Published: March 16 2009 23:30 | Last updated: March 16 2009 23:30


Can Ulysses bind himself again to the deck, having succumbed for so long to the sirens’ allure?

Global growth has slumped and its financing is in disarray. Once again the limits to institutional rationality are self-evident. It is not that we were not warned. The historical record repeats itself: confidence gives way to exuberance, panic is followed by decline, retrenchment precedes reconstruction. From Adam Smith’s defence of moral sentiment before economic self-interest to Debreu’s algebraic articulation of the informational requirements for a welfare-maximising equilibrium, economists have been clear that markets are incomplete and cannot be left to themselves.

Political economists since Thomas Hobbes and Adam Smith have understood that capitalism relies on state power to impose instrumental checks on greed and abuse of influence.

Concern about the sustainability of global macroeconomic trends has been a persistent theme in intelligent comment since the mid-1990s. There have been all-too-frequent reminders of the frailty of human rationality and vulnerability of financial institutions.

Yet for too long we have allowed an unexamined faith in market incentives to drive social regulatory imperatives into the shadows. The calculus of financial gain has overwhelmed the discipline of public purpose and accountability. Pursuit of corporate advantage has dominated promotion of competitive fairness.
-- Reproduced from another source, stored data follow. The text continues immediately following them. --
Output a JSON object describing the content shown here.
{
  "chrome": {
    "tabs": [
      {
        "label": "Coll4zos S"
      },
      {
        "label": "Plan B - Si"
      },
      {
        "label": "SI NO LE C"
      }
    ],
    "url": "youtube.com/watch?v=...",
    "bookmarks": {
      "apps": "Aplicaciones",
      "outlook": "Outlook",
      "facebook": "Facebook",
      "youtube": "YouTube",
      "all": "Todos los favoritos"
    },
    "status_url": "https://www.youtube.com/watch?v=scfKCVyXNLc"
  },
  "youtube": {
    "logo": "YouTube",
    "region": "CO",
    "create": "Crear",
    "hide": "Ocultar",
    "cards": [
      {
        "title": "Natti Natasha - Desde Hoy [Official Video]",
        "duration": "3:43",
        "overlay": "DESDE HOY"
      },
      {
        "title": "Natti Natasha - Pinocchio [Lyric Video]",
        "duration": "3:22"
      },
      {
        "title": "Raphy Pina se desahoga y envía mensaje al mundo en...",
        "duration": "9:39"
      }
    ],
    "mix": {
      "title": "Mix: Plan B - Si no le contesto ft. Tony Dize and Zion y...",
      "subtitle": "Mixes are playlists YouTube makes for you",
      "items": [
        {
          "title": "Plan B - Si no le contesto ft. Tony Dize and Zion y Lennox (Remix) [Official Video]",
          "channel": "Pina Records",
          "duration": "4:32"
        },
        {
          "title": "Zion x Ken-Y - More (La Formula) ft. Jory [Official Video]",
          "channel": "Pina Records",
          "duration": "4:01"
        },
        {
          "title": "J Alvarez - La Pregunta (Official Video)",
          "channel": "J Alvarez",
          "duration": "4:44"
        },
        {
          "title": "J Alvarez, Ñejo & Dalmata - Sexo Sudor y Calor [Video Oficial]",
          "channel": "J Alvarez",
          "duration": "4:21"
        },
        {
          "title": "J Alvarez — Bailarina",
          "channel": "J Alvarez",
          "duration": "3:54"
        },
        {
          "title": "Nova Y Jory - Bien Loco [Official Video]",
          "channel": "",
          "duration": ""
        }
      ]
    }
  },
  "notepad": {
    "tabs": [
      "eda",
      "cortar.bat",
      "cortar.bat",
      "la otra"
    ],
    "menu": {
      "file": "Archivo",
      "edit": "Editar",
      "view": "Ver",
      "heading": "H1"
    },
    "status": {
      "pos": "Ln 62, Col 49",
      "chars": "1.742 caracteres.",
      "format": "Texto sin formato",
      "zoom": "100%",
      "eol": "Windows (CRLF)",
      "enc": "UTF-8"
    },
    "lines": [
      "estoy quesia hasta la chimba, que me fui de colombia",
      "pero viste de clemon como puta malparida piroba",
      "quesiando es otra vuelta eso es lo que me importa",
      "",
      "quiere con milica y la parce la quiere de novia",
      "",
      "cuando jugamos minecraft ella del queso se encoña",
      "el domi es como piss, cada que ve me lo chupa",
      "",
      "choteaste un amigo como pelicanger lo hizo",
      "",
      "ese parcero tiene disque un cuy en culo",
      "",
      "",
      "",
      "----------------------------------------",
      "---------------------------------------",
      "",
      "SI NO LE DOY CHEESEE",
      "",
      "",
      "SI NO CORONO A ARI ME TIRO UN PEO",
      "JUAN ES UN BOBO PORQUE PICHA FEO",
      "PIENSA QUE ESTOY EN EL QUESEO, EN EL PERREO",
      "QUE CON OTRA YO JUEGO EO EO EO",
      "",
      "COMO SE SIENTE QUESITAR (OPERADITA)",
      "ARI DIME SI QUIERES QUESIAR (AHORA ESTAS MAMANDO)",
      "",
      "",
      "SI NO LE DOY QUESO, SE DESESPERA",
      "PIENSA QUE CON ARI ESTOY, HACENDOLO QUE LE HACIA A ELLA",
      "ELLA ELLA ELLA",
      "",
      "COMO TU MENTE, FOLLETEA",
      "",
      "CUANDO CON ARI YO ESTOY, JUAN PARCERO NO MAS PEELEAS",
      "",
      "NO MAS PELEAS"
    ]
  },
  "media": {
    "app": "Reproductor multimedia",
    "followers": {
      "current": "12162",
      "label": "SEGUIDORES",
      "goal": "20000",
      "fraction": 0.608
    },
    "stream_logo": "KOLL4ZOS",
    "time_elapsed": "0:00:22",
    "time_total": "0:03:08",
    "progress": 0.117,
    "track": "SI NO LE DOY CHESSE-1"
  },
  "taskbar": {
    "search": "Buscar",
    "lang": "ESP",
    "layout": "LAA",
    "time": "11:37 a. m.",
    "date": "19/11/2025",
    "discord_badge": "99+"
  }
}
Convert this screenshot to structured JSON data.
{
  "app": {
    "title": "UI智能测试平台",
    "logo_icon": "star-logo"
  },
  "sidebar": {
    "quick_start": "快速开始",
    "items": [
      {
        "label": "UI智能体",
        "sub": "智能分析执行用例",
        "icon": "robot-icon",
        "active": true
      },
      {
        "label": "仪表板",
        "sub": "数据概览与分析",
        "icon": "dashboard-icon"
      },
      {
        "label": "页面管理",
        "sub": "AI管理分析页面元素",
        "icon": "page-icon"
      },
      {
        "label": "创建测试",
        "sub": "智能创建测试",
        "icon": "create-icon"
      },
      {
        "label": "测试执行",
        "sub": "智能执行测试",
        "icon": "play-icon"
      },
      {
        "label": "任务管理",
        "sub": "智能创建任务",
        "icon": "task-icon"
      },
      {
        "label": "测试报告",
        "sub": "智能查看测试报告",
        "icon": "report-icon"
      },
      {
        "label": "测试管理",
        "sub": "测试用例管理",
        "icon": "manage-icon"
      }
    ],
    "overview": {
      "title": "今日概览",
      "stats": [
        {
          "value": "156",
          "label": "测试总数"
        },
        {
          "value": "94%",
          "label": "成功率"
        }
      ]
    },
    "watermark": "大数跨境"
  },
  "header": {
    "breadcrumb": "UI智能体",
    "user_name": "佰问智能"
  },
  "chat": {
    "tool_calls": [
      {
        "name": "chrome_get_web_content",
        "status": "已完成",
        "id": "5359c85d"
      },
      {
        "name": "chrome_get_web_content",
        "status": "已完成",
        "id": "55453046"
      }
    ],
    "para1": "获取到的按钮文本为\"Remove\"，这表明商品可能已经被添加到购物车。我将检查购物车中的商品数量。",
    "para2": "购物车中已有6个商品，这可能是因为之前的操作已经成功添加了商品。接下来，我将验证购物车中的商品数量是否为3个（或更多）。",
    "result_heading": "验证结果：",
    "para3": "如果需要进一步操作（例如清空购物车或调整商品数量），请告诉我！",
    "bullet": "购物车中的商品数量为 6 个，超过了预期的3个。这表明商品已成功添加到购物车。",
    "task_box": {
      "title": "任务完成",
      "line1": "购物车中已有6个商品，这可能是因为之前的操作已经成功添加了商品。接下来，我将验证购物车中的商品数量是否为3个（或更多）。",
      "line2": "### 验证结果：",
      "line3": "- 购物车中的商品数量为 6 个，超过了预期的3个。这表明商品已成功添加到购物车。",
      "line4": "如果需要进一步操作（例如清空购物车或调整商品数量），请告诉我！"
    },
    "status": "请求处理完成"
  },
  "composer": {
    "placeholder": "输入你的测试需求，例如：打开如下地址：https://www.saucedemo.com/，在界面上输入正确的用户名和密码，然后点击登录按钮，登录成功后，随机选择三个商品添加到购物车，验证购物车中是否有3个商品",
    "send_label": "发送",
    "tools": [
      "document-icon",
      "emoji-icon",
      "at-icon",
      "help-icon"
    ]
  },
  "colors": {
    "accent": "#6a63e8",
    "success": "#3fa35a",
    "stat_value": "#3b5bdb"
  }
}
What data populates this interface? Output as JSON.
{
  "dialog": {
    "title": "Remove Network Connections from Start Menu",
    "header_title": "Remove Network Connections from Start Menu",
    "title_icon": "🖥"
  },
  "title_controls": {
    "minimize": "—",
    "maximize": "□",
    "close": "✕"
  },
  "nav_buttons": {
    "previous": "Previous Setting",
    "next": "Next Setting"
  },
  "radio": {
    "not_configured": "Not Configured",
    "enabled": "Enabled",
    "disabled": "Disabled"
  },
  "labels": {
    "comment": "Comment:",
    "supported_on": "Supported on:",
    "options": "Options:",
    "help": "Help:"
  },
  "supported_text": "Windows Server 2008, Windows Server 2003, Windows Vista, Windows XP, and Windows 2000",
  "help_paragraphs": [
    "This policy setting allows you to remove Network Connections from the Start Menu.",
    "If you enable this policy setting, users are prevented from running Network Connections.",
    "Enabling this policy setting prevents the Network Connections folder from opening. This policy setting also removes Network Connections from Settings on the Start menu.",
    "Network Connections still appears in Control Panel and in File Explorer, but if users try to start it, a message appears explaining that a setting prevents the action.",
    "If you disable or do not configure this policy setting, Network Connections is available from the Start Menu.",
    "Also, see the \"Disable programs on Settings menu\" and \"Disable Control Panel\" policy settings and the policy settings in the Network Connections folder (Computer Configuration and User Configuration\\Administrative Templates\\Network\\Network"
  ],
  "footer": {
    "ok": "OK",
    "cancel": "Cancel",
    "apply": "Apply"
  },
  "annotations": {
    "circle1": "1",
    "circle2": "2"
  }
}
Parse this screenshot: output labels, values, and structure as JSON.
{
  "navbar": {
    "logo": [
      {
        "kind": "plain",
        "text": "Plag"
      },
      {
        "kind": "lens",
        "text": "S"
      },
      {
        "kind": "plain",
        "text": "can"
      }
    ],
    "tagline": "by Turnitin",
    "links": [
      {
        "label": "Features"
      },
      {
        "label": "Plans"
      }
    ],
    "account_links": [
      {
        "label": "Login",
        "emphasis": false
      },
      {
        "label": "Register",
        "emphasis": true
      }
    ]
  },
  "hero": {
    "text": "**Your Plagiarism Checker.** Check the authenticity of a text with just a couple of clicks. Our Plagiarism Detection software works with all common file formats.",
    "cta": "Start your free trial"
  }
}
The enormity of this hubris is staggering. We have grown accustomed to the idea that savings generated in the industrious poorest quarter of the world should continue to finance the excess consumption of the richest nations. We have grown accustomed to the fact that collective global action is hamstrung by institutional and diplomatic rigor mortis. We have grown accustomed to widening inequality in an era of unprecedented prosperity. ........(more)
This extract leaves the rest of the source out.